Broadband use soars in Europe

Broadband technology, forced by new providers in eight European countries, has exceeded the level in the United States and Japan. The European Commission said last week that the European Union added 19 million broadband lines in 2007, the equivalent of more than 50,000 households per day.

“We have four countries that are world leaders — Sweden, Denmark, the Netherlands and Finland,” Viviane Reding, the European telecommunications commissioner, told the “New York Times.” “We have eight countries which have higher penetration rates than the U.S. and Japan.
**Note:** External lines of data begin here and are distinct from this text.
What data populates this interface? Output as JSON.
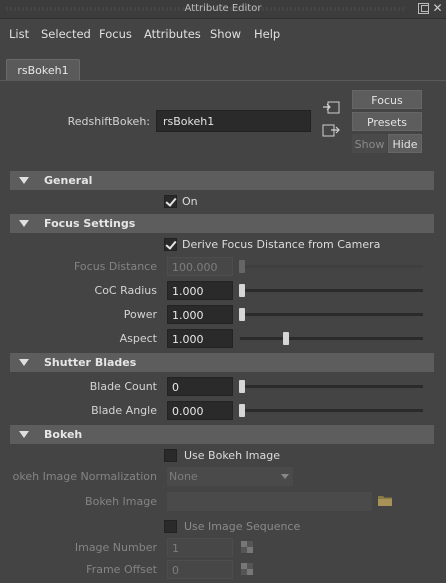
{
  "window": {
    "title": "Attribute Editor"
  },
  "menu": [
    "List",
    "Selected",
    "Focus",
    "Attributes",
    "Show",
    "Help"
  ],
  "tab": {
    "label": "rsBokeh1"
  },
  "node": {
    "type_label": "RedshiftBokeh:",
    "name": "rsBokeh1"
  },
  "buttons": {
    "focus": "Focus",
    "presets": "Presets",
    "show": "Show",
    "hide": "Hide"
  },
  "sections": {
    "general": {
      "title": "General",
      "on_label": "On",
      "on_checked": true
    },
    "focus_settings": {
      "title": "Focus Settings",
      "derive_label": "Derive Focus Distance from Camera",
      "derive_checked": true,
      "focus_distance": {
        "label": "Focus Distance",
        "value": "100.000",
        "enabled": false,
        "slider": 0.0
      },
      "coc_radius": {
        "label": "CoC Radius",
        "value": "1.000",
        "slider": 0.0
      },
      "power": {
        "label": "Power",
        "value": "1.000",
        "slider": 0.0
      },
      "aspect": {
        "label": "Aspect",
        "value": "1.000",
        "slider": 0.25
      }
    },
    "shutter_blades": {
      "title": "Shutter Blades",
      "blade_count": {
        "label": "Blade Count",
        "value": "0",
        "slider": 0.0
      },
      "blade_angle": {
        "label": "Blade Angle",
        "value": "0.000",
        "slider": 0.0
      }
    },
    "bokeh": {
      "title": "Bokeh",
      "use_image_label": "Use Bokeh Image",
      "use_image_checked": false,
      "normalization": {
        "label": "okeh Image Normalization",
        "value": "None"
      },
      "bokeh_image": {
        "label": "Bokeh Image",
        "value": ""
      },
      "use_sequence_label": "Use Image Sequence",
      "use_sequence_checked": false,
      "image_number": {
        "label": "Image Number",
        "value": "1"
      },
      "frame_offset": {
        "label": "Frame Offset",
        "value": "0"
      }
    }
  },
  "colors": {
    "panel": "#444444",
    "section": "#5d5d5d",
    "field": "#2a2a2a",
    "text": "#d4d4d4"
  }
}
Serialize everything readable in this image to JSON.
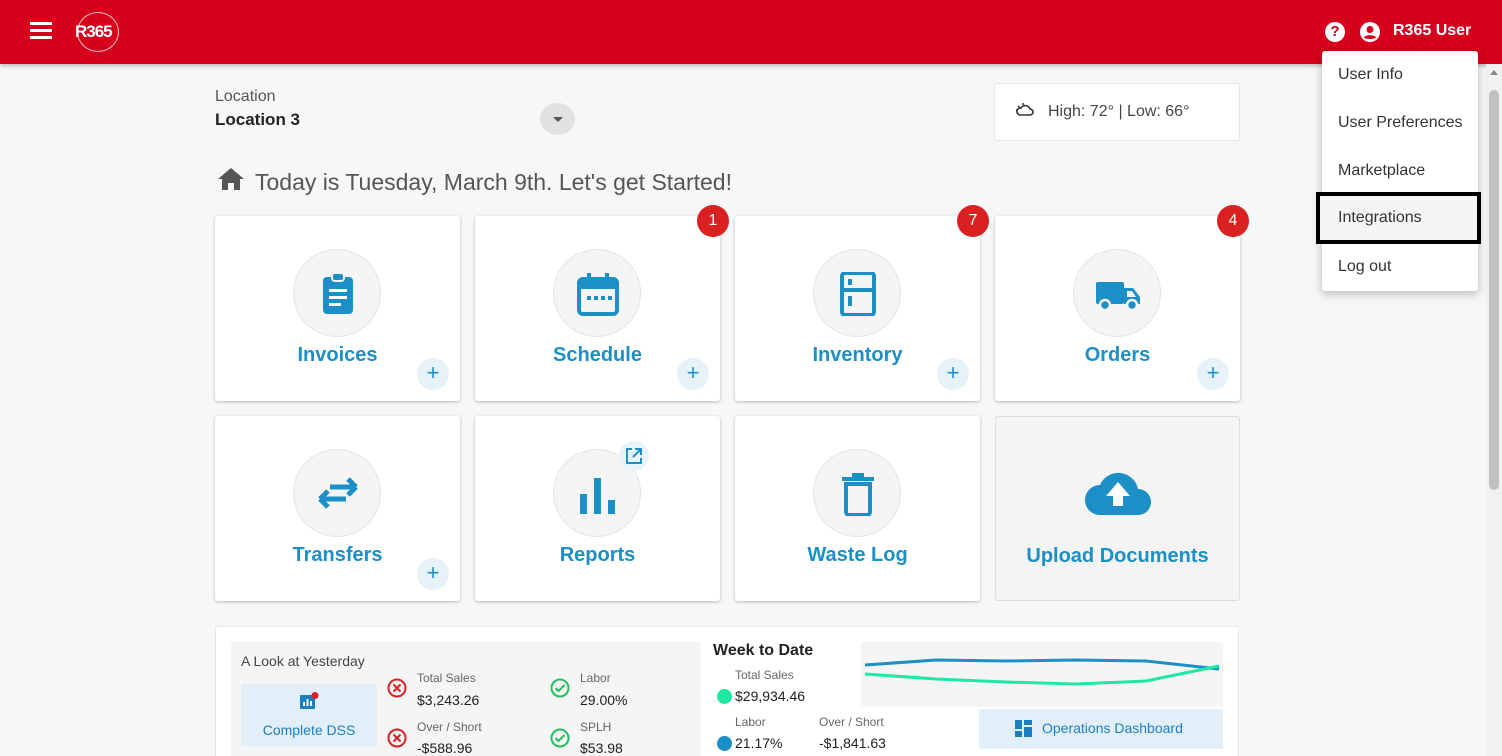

We are not doing badly at all.”

In addition to the three Nordic countries and the Netherlands, four others — Britain, Belgium, Luxembourg and France — had surpassed the United States by July 2007. By January 2008, Germany had also done so.

Reding told the newspaper that the government will continue an effort to give regulators powers to force the incumbent telecommunications companies to run their businesses in a way that would make it easier for new competitors to enter the market.

The European telecommunications market is now worth 300 billion euros (about $470 billion), or 2 percent of European gross domestic product, the commission said. “Those who say that Europe is not a place of investment should cotton on,” Reding told the “Times.” “It has roughly the same level of investment as the U.S. and the same as Russia and Japan together.”

Half of the European Union countries could match the United States in broadband use by 2010, Reding said, if regulators take a tough stance to pry markets open. European Union broadband rates vary from 35.6 percent in Denmark to 7.6 percent in Bulgaria. The United States level was 22.1 percent as of July 2007, according to the Organization for Economic Cooperation and Development.